Backing Rooted in Ecosystem Research
The investment follows a major research effort by the Jobtech Alliance that examined how digital tools currently support Africa’s microenterprises, businesses that account for the livelihoods of approximately 80% of Africans. The findings revealed that the biggest constraints for these businesses are not customer demand but operational inefficiencies.
The study highlighted that micro‑merchants struggle with fragmented logistics, informal workflows, and reliance on conversational commerce, conditions that platform builders must accommodate rather than attempt to replace.
The Jobtech Alliance was launched in October 2022 as a pan-African initiative aimed at building a more inclusive jobtech ecosystem. Spearheaded by Mercy Corps and BFA Global, the alliance’s mission is to cultivate digital platforms that enable entrepreneurs to offer quality, dignified, and scalable livelihoods. While the Alliance initially focused on accelerator-style cohorts and ecosystem programming, it is now expanding into direct venture investments.

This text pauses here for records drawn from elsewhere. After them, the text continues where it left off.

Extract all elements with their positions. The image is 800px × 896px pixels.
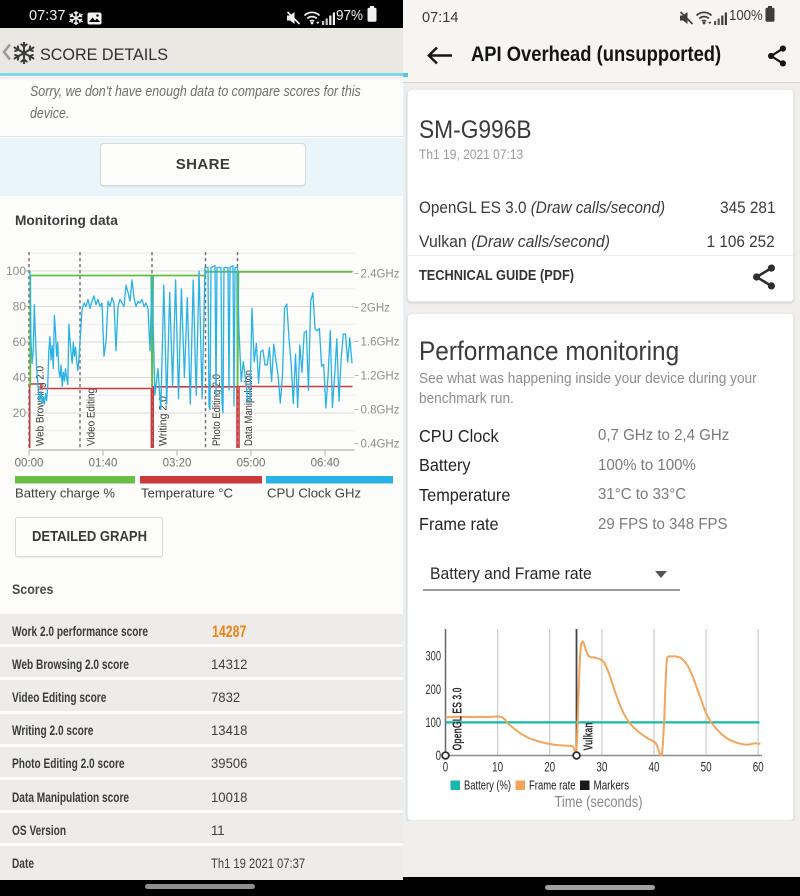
svg-text:Time (seconds): Time (seconds) [555, 794, 643, 811]
svg-text:80: 80 [13, 300, 27, 314]
svg-text:06:40: 06:40 [311, 458, 340, 470]
svg-text:Vulkan: Vulkan [581, 722, 596, 750]
svg-text:100: 100 [6, 264, 26, 278]
svg-text:0.4GHz: 0.4GHz [361, 439, 400, 451]
svg-text:OpenGL ES 3.0: OpenGL ES 3.0 [450, 688, 465, 751]
svg-text:0: 0 [443, 760, 448, 775]
svg-text:30: 30 [596, 760, 607, 775]
svg-text:40: 40 [13, 371, 27, 385]
svg-text:2GHz: 2GHz [361, 303, 391, 315]
svg-text:200: 200 [426, 682, 442, 697]
svg-text:20: 20 [544, 760, 555, 775]
svg-text:Data Manipulation: Data Manipulation [243, 370, 255, 446]
svg-text:0: 0 [436, 748, 441, 763]
svg-text:Video Editing: Video Editing [86, 388, 98, 446]
svg-text:20: 20 [13, 406, 27, 420]
svg-text:Web Browsing 2.0: Web Browsing 2.0 [35, 366, 47, 446]
svg-text:01:40: 01:40 [89, 458, 118, 470]
svg-text:Temperature °C: Temperature °C [141, 487, 233, 501]
svg-text:Battery charge %: Battery charge % [15, 487, 115, 501]
svg-text:100: 100 [426, 715, 442, 730]
svg-text:1.6GHz: 1.6GHz [361, 337, 400, 349]
svg-text:Photo Editing 2.0: Photo Editing 2.0 [211, 374, 223, 446]
svg-text:60: 60 [753, 760, 764, 775]
svg-text:Writing 2.0: Writing 2.0 [158, 396, 170, 446]
svg-text:2.4GHz: 2.4GHz [361, 269, 400, 281]
svg-text:Frame rate: Frame rate [529, 778, 576, 793]
svg-text:40: 40 [649, 760, 660, 775]
svg-text:10: 10 [492, 760, 503, 775]
svg-text:1.2GHz: 1.2GHz [361, 371, 400, 383]
svg-text:03:20: 03:20 [163, 458, 192, 470]
svg-text:Battery (%): Battery (%) [464, 778, 511, 793]
svg-text:Markers: Markers [594, 778, 630, 793]
svg-text:CPU Clock GHz: CPU Clock GHz [267, 487, 361, 501]
svg-text:0.8GHz: 0.8GHz [361, 405, 400, 417]
svg-text:05:00: 05:00 [237, 458, 266, 470]
svg-text:60: 60 [13, 335, 27, 349]
svg-text:00:00: 00:00 [15, 458, 44, 470]
svg-text:50: 50 [701, 760, 712, 775]
svg-text:300: 300 [426, 649, 442, 664]
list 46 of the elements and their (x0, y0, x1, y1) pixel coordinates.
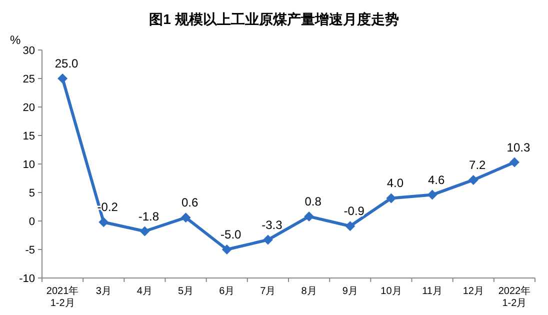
y-tick-label: 15 (22, 130, 35, 142)
y-tick-label: -5 (25, 244, 35, 256)
x-tick-label: 12月 (462, 286, 484, 297)
x-tick-label: 10月 (380, 286, 402, 297)
y-tick-label: 10 (22, 159, 35, 171)
x-tick-label: 2021年 1-2月 (46, 285, 79, 309)
data-label: 4.0 (386, 176, 404, 190)
point (98, 217, 109, 228)
point (180, 212, 191, 223)
x-tick-label: 2022年 1-2月 (498, 285, 531, 309)
x-tick-label: 3月 (96, 286, 112, 297)
y-tick-label: 25 (22, 74, 35, 86)
data-label: 25.0 (54, 56, 79, 70)
point (345, 221, 356, 232)
point (468, 174, 478, 185)
x-tick-label: 11月 (422, 286, 442, 297)
point (304, 211, 314, 222)
data-label: -0.9 (344, 204, 365, 218)
data-label: 0.6 (181, 196, 198, 210)
point (427, 190, 438, 200)
x-tick-label: 4月 (136, 286, 152, 297)
data-label: -5.0 (220, 228, 242, 242)
y-tick-label: 5 (28, 188, 35, 200)
x-tick-label: 7月 (260, 286, 276, 297)
x-tick-label: 9月 (342, 286, 358, 297)
data-label: 0.8 (304, 194, 322, 208)
y-axis-title: % (10, 33, 21, 47)
data-label: -3.3 (262, 218, 283, 232)
data-label: -1.8 (138, 209, 160, 224)
point (58, 74, 68, 84)
point (140, 226, 150, 236)
data-label: 4.6 (428, 172, 445, 187)
point (262, 234, 273, 245)
x-tick-label: 5月 (178, 286, 194, 297)
point (509, 157, 520, 168)
data-label: 10.3 (506, 140, 530, 154)
y-tick-label: 30 (22, 45, 35, 57)
y-tick-label: 20 (22, 102, 35, 114)
point (386, 193, 396, 204)
x-tick-label: 6月 (219, 286, 235, 297)
chart-title: 图1 规模以上工业原煤产量增速月度走势 (149, 11, 399, 27)
y-tick-label: 0 (28, 216, 35, 228)
y-tick-label: -10 (19, 273, 35, 285)
x-tick-label: 8月 (301, 286, 317, 297)
point (222, 244, 232, 254)
data-label: 7.2 (469, 158, 486, 172)
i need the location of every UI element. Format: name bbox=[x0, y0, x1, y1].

Why Bumpa and Flowcart Were Chosen
Based on its research, the Alliance adopted the thesis that Africa’s informal commerce is driven not by sophisticated checkout flows, but by:
- Conversations
- Trust-based relationships
- Fragmented supply and distribution chains
Startups that can provide lightweight digital infrastructure underneath existing behaviour, rather than imposing entirely new marketplace models, are best positioned to scale.
In its statement, the Alliance explained:
African commerce runs on conversation, informal trust and fragmented logistics, not checkout flows. Our investment thesis is that platforms built to introduce structure beneath that existing behaviour, rather than replace it with new marketplaces, are the ones that will scale, improve merchant incomes and unlock financial inclusion. Flowcart does this at the supply and distribution layer; Bumpa does it at the point of sale.
Bumpa (Nigeria)
Bumpa provides digital tools that help micro‑retailers manage sales, track inventory, receive payments, and run their businesses more efficiently, all through mobile‑first interfaces built for informal retail environments.
Flowcart (Kenya)
Flowcart focuses on digitising the supply and distribution side of commerce, enabling small retailers to manage procurement, restocking, and logistics in a more structured and predictable way.
Investing in the Backbone of African Micro‑Commerce
By backing both startups, the Jobtech Alliance is supporting two companies that address different, but interconnected, layers of Africa’s retail value chain.
Both operate behind the scenes of everyday commerce, reducing friction, improving order fulfilment, strengthening merchant trust, and enabling microenterprises to grow their revenue without needing to abandon the informal systems that already work for them.
The investments reflect a broader shift within Africa’s digital economy: a move away from consumer-facing e‑commerce marketplaces and toward infrastructure‑style platforms designed to power the real operating rhythms of MSMEs.